Dr. Chan in the lab
Dr. Steven Chan of the Princess Margaret Cancer Centre and his team sought to address the issue of drug resistance in treatments for patients with acute myeloid leukemia. (Photo: UHN StRIDe Team)

All too often, individuals with cancer hear the term "drug resistance" – when cancer cells acquire the ability to survive and grow in the presence of drugs designed to kill them.

Resistance is a serious problem for those with acute myeloid leukemia (AML) – an aggressive cancer of the blood and bone marrow.

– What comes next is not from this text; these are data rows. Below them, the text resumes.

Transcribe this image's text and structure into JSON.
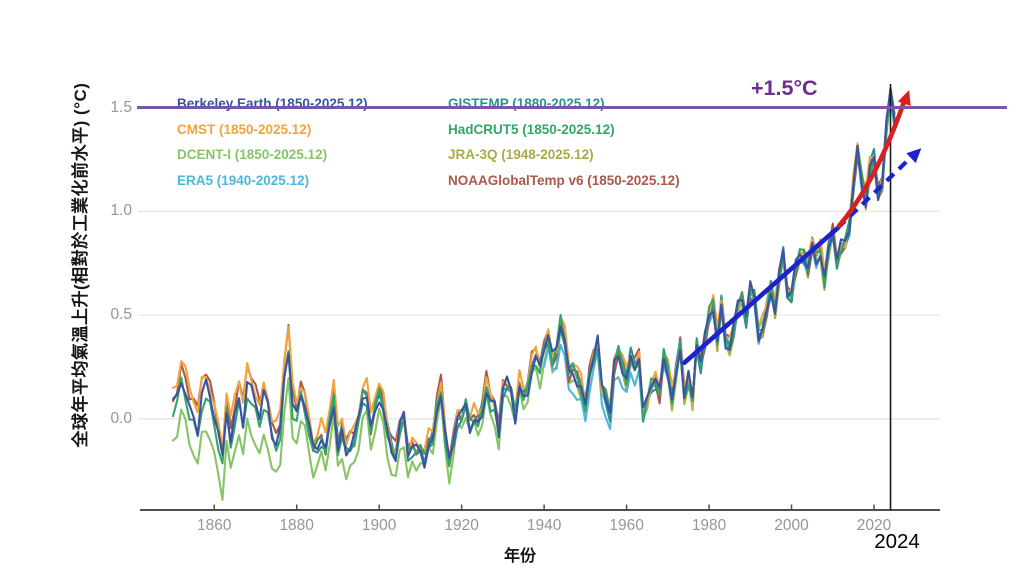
{
  "figure": {
    "y_axis_title": "全球年平均氣溫上升(相對於工業化前水平) (°C)",
    "x_axis_title": "年份",
    "threshold_label": "+1.5°C",
    "year_highlight": "2024",
    "background": "#ffffff"
  },
  "axes": {
    "y_ticks": [
      {
        "label": "1.5",
        "value": 1.5
      },
      {
        "label": "1.0",
        "value": 1.0
      },
      {
        "label": "0.5",
        "value": 0.5
      },
      {
        "label": "0.0",
        "value": 0.0
      }
    ],
    "x_ticks": [
      {
        "label": "1860",
        "value": 1860
      },
      {
        "label": "1880",
        "value": 1880
      },
      {
        "label": "1900",
        "value": 1900
      },
      {
        "label": "1920",
        "value": 1920
      },
      {
        "label": "1940",
        "value": 1940
      },
      {
        "label": "1960",
        "value": 1960
      },
      {
        "label": "1980",
        "value": 1980
      },
      {
        "label": "2000",
        "value": 2000
      },
      {
        "label": "2020",
        "value": 2020
      }
    ],
    "tick_color": "#969696",
    "grid_color": "#e9e9e9",
    "axis_line_color": "#4d4d4d"
  },
  "legend": {
    "items": [
      {
        "label": "Berkeley Earth (1850-2025.12)",
        "color": "#3A53A4",
        "column": 0,
        "row": 0
      },
      {
        "label": "CMST (1850-2025.12)",
        "color": "#F0A43E",
        "column": 0,
        "row": 1
      },
      {
        "label": "DCENT-I (1850-2025.12)",
        "color": "#85C565",
        "column": 0,
        "row": 2
      },
      {
        "label": "ERA5 (1940-2025.12)",
        "color": "#4EB6DB",
        "column": 0,
        "row": 3
      },
      {
        "label": "GISTEMP (1880-2025.12)",
        "color": "#2E8E96",
        "column": 1,
        "row": 0
      },
      {
        "label": "HadCRUT5 (1850-2025.12)",
        "color": "#33A566",
        "column": 1,
        "row": 1
      },
      {
        "label": "JRA-3Q (1948-2025.12)",
        "color": "#A9AA44",
        "column": 1,
        "row": 2
      },
      {
        "label": "NOAAGlobalTemp v6 (1850-2025.12)",
        "color": "#A9594A",
        "column": 1,
        "row": 3
      }
    ]
  },
  "chart_data": {
    "type": "line",
    "title": "",
    "xlabel": "年份",
    "ylabel": "全球年平均氣溫上升(相對於工業化前水平) (°C)",
    "xlim": [
      1842,
      2036
    ],
    "ylim": [
      -0.44,
      1.73
    ],
    "grid": "horizontal",
    "legend_position": "top-left-inside",
    "x_start_year": 1850,
    "x_end_year": 2025,
    "base_values": [
      0.06,
      0.1,
      0.2,
      0.14,
      0.06,
      0.03,
      -0.04,
      0.12,
      0.16,
      0.1,
      0.0,
      -0.1,
      -0.2,
      0.05,
      -0.1,
      0.02,
      0.12,
      0.0,
      0.18,
      0.14,
      0.08,
      0.0,
      0.1,
      0.05,
      -0.08,
      -0.12,
      -0.05,
      0.22,
      0.36,
      0.08,
      0.02,
      0.12,
      0.06,
      -0.06,
      -0.16,
      -0.14,
      -0.1,
      -0.16,
      -0.02,
      0.1,
      -0.14,
      -0.06,
      -0.16,
      -0.13,
      -0.1,
      -0.02,
      0.1,
      0.1,
      -0.06,
      0.04,
      0.12,
      0.06,
      -0.06,
      -0.14,
      -0.18,
      -0.04,
      0.0,
      -0.18,
      -0.14,
      -0.16,
      -0.16,
      -0.2,
      -0.12,
      -0.1,
      0.06,
      0.14,
      -0.08,
      -0.22,
      -0.12,
      0.0,
      0.0,
      0.06,
      -0.04,
      0.0,
      -0.02,
      0.04,
      0.16,
      0.08,
      0.06,
      -0.08,
      0.14,
      0.16,
      0.12,
      0.0,
      0.16,
      0.1,
      0.14,
      0.26,
      0.3,
      0.24,
      0.34,
      0.4,
      0.28,
      0.32,
      0.46,
      0.38,
      0.22,
      0.24,
      0.2,
      0.16,
      0.06,
      0.22,
      0.3,
      0.36,
      0.14,
      0.1,
      0.02,
      0.26,
      0.32,
      0.26,
      0.2,
      0.3,
      0.26,
      0.3,
      0.02,
      0.08,
      0.16,
      0.18,
      0.12,
      0.3,
      0.24,
      0.1,
      0.22,
      0.36,
      0.12,
      0.2,
      0.08,
      0.36,
      0.26,
      0.38,
      0.5,
      0.55,
      0.38,
      0.55,
      0.38,
      0.36,
      0.44,
      0.55,
      0.58,
      0.48,
      0.62,
      0.58,
      0.4,
      0.44,
      0.52,
      0.64,
      0.54,
      0.7,
      0.8,
      0.6,
      0.6,
      0.72,
      0.78,
      0.78,
      0.72,
      0.84,
      0.78,
      0.82,
      0.68,
      0.82,
      0.9,
      0.76,
      0.82,
      0.84,
      0.92,
      1.12,
      1.3,
      1.16,
      1.06,
      1.22,
      1.26,
      1.08,
      1.14,
      1.4,
      1.57,
      1.44
    ],
    "series": [
      {
        "name": "DCENT-I",
        "color": "#85C565",
        "start": 1850,
        "end": 2025,
        "offsets": [
          [
            1880,
            -0.18
          ],
          [
            1910,
            -0.1
          ],
          [
            1950,
            -0.05
          ],
          [
            9999,
            0
          ]
        ]
      },
      {
        "name": "JRA-3Q",
        "color": "#A9AA44",
        "start": 1948,
        "end": 2025,
        "offsets": [
          [
            9999,
            -0.02
          ]
        ]
      },
      {
        "name": "ERA5",
        "color": "#4EB6DB",
        "start": 1940,
        "end": 2025,
        "offsets": [
          [
            1965,
            -0.08
          ],
          [
            9999,
            -0.01
          ]
        ]
      },
      {
        "name": "NOAAGlobalTemp v6",
        "color": "#A9594A",
        "start": 1850,
        "end": 2025,
        "offsets": [
          [
            1880,
            0.06
          ],
          [
            1940,
            0.03
          ],
          [
            9999,
            0
          ]
        ]
      },
      {
        "name": "GISTEMP",
        "color": "#2E8E96",
        "start": 1880,
        "end": 2025,
        "offsets": [
          [
            9999,
            0
          ]
        ]
      },
      {
        "name": "CMST",
        "color": "#F0A43E",
        "start": 1850,
        "end": 2025,
        "offsets": [
          [
            1900,
            0.07
          ],
          [
            1950,
            0.03
          ],
          [
            9999,
            0.02
          ]
        ]
      },
      {
        "name": "HadCRUT5",
        "color": "#33A566",
        "start": 1850,
        "end": 2025,
        "offsets": [
          [
            1880,
            -0.04
          ],
          [
            9999,
            0
          ]
        ]
      },
      {
        "name": "Berkeley Earth",
        "color": "#3A53A4",
        "start": 1850,
        "end": 2025,
        "offsets": [
          [
            9999,
            0
          ]
        ]
      }
    ],
    "threshold": {
      "value": 1.5,
      "label": "+1.5°C",
      "line_color": "#7a55a4",
      "label_color": "#6B2D91"
    },
    "annotations": {
      "vline_year": 2024,
      "vline_color": "#1a1a1a",
      "blue_trend": {
        "solid_from": [
          1974.0,
          0.27
        ],
        "solid_to": [
          2011.2,
          0.92
        ],
        "dashed_to": [
          2030.5,
          1.29
        ],
        "tip": [
          2031.5,
          1.305
        ],
        "color": "#1E22CC"
      },
      "red_trend": {
        "from": [
          2011.5,
          0.93
        ],
        "control": [
          2020.5,
          1.14
        ],
        "to": [
          2027.5,
          1.54
        ],
        "tip": [
          2028.5,
          1.585
        ],
        "color": "#DB1F1F"
      }
    }
  }
}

About one-third of AML cases do not respond to conventional chemotherapy, and many cancers that respond well to treatment initially, eventually worsen as the cancer becomes resistant.

Unfortunately, next-generation therapies that have proven effective in treating AML also face the same challenge of resistance. One such example is a new drug known as venetoclax, which has shown promise in several types of blood cancers.

Princess Margaret Cancer Centre's Dr. Steven Chan and his team sought to address this issue by finding a way to combat venetoclax resistance in AML. To do this, the researchers performed a large genetic screen and discovered that turning off genes that are essential to the function of mitochondria – tiny structures in the cell that produce energy – made leukemia cells more sensitive to the drug.

"These findings are clinically translatable as many of the commonly used antibiotics that are prescribed for bacterial infections interfere with mitochondrial function," explains Dr. Chan. "Because antibiotics are already clinically approved, we saw an opportunity to combine them with venetoclax to see whether leukemia cells would be less resistant."

Using experimental models of human AML, the team showed that the combination of venetoclax with antibiotics was more effective in killing leukemia cells than venetoclax alone. The addition of another anticancer drug that inhibits DNA modification further heightened cancer cell death.

"Future work will focus on testing this new drug combination in patients within a clinical trial setting, which we hope will demonstrate improved clinical outcomes for adults with AML," says Dr. Chan.

This work was supported by the Cancer Research Society, the Leukemia and Lymphoma Society of Canada, the Canadian Institutes of Health Research, and The Princess Margaret Cancer Foundation.